There's no such thing as a moral victory for a team that's fighting for its playoff life. However, the Mavs hopped on their bus for the drive to Sacramento with their heads held high after somehow making it a one-possession game with a few minutes remaining despite Nowitzki and Deron Williams wearing warmups and watching from the bench, and Chandler Parsons viewing from home hours after undergoing season-ending knee surgery.

"If we're at full strength, I think we have the firepower to put up a fight," said center/forward David Lee, sporting the championship ring he received in a pregame ceremony before putting up 12 points, 9 rebounds and 6 assists in his Bay Area return. "They would obviously be the heavy favorites, and they'll be the heavy favorites against anybody they play not named the San Antonio Spurs."

One minor problem for the Mavs: They'd have to figure out a way to stop the Splash Brothers, who have combined to average 71.5 points in the Warriors' two wins over Dallas in the last week.

Thompson had a terrible performance in Golden State's December loss in Dallas. Since then, he has torched the Mavs for three of his highest-scoring games of the season, putting up 45, 40 and 39 points.
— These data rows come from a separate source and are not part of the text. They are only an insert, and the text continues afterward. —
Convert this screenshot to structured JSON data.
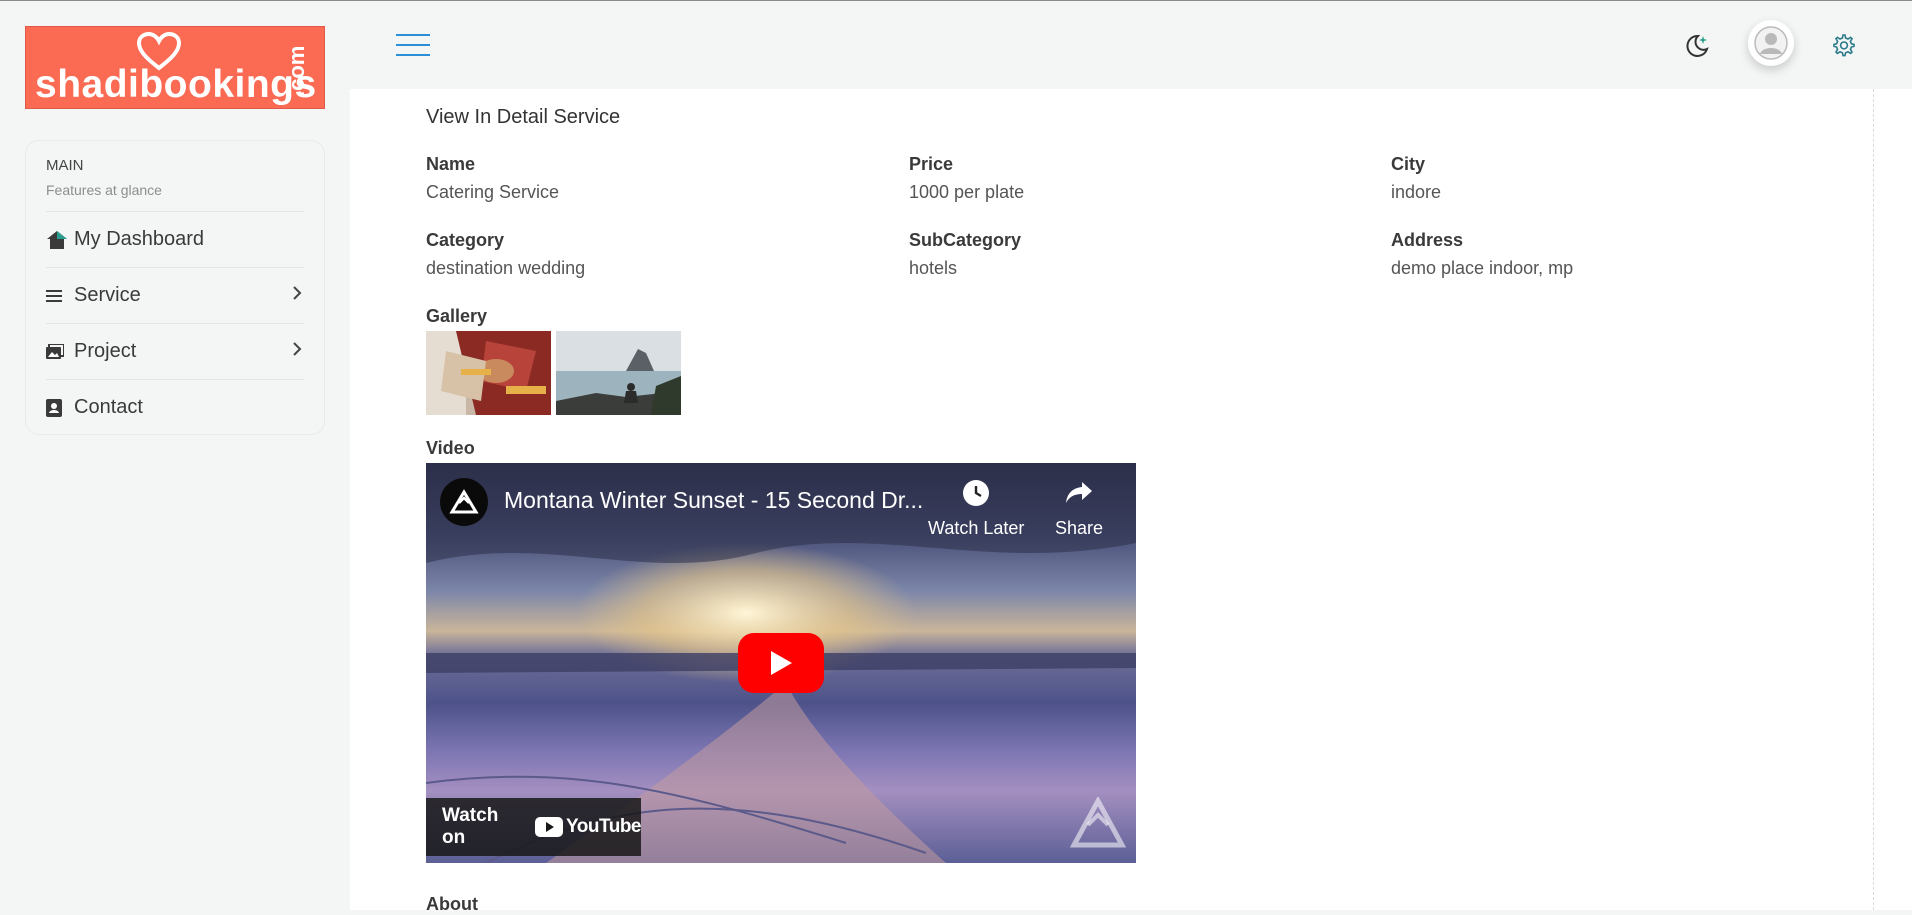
{
  "brand": {
    "name": "shadibookings",
    "suffix": ".com",
    "bg_color": "#fb6a52"
  },
  "sidebar": {
    "section_title": "MAIN",
    "section_subtitle": "Features at glance",
    "items": [
      {
        "label": "My Dashboard",
        "icon": "home-icon",
        "has_submenu": false
      },
      {
        "label": "Service",
        "icon": "list-icon",
        "has_submenu": true
      },
      {
        "label": "Project",
        "icon": "images-icon",
        "has_submenu": true
      },
      {
        "label": "Contact",
        "icon": "contact-book-icon",
        "has_submenu": false
      }
    ]
  },
  "header": {
    "menu_icon": "hamburger-icon",
    "theme_icon": "moon-icon",
    "user_icon": "user-avatar-icon",
    "settings_icon": "gear-icon",
    "accent_color": "#2a8fd6"
  },
  "detail": {
    "title": "View In Detail Service",
    "fields": {
      "name": {
        "label": "Name",
        "value": "Catering Service"
      },
      "price": {
        "label": "Price",
        "value": "1000 per plate"
      },
      "city": {
        "label": "City",
        "value": "indore"
      },
      "category": {
        "label": "Category",
        "value": "destination wedding"
      },
      "subcategory": {
        "label": "SubCategory",
        "value": "hotels"
      },
      "address": {
        "label": "Address",
        "value": "demo place indoor, mp"
      }
    },
    "gallery_label": "Gallery",
    "gallery": [
      "wedding-hands-photo",
      "person-sitting-by-sea-photo"
    ],
    "video_label": "Video",
    "about_label": "About"
  },
  "video": {
    "title": "Montana Winter Sunset - 15 Second Dr...",
    "watch_later": "Watch Later",
    "share": "Share",
    "watch_on": "Watch on",
    "youtube": "YouTube",
    "play_color": "#ff0000"
  }
}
Curry was a triple-double threat in the last two meetings with the Mavs, following up a 31-9-10 line with a 33-8-8 night.

And the best-shooting backcourt in league history was the primary reason the Warriors, who broke the NBA record for most 3-pointers made in a season, swished a total of 43 treys in those two wins.

No wonder Carlisle would much rather focus on the task at hand than worrying about how the Mavs might fare against the Warriors in the first round.

"You don't think about who you're gonna play," Carlisle said. "You've got to get to the playoffs. It's important to get to the playoffs. We've got to work to get there, and once we get there, we'll prepare for whoever it is. We've shown that we can compete with everybody in the league. The important thing now is getting there."

If the Mavs make it, their reward very well could be a chance to repay the Warriors, as slim as their odds would be.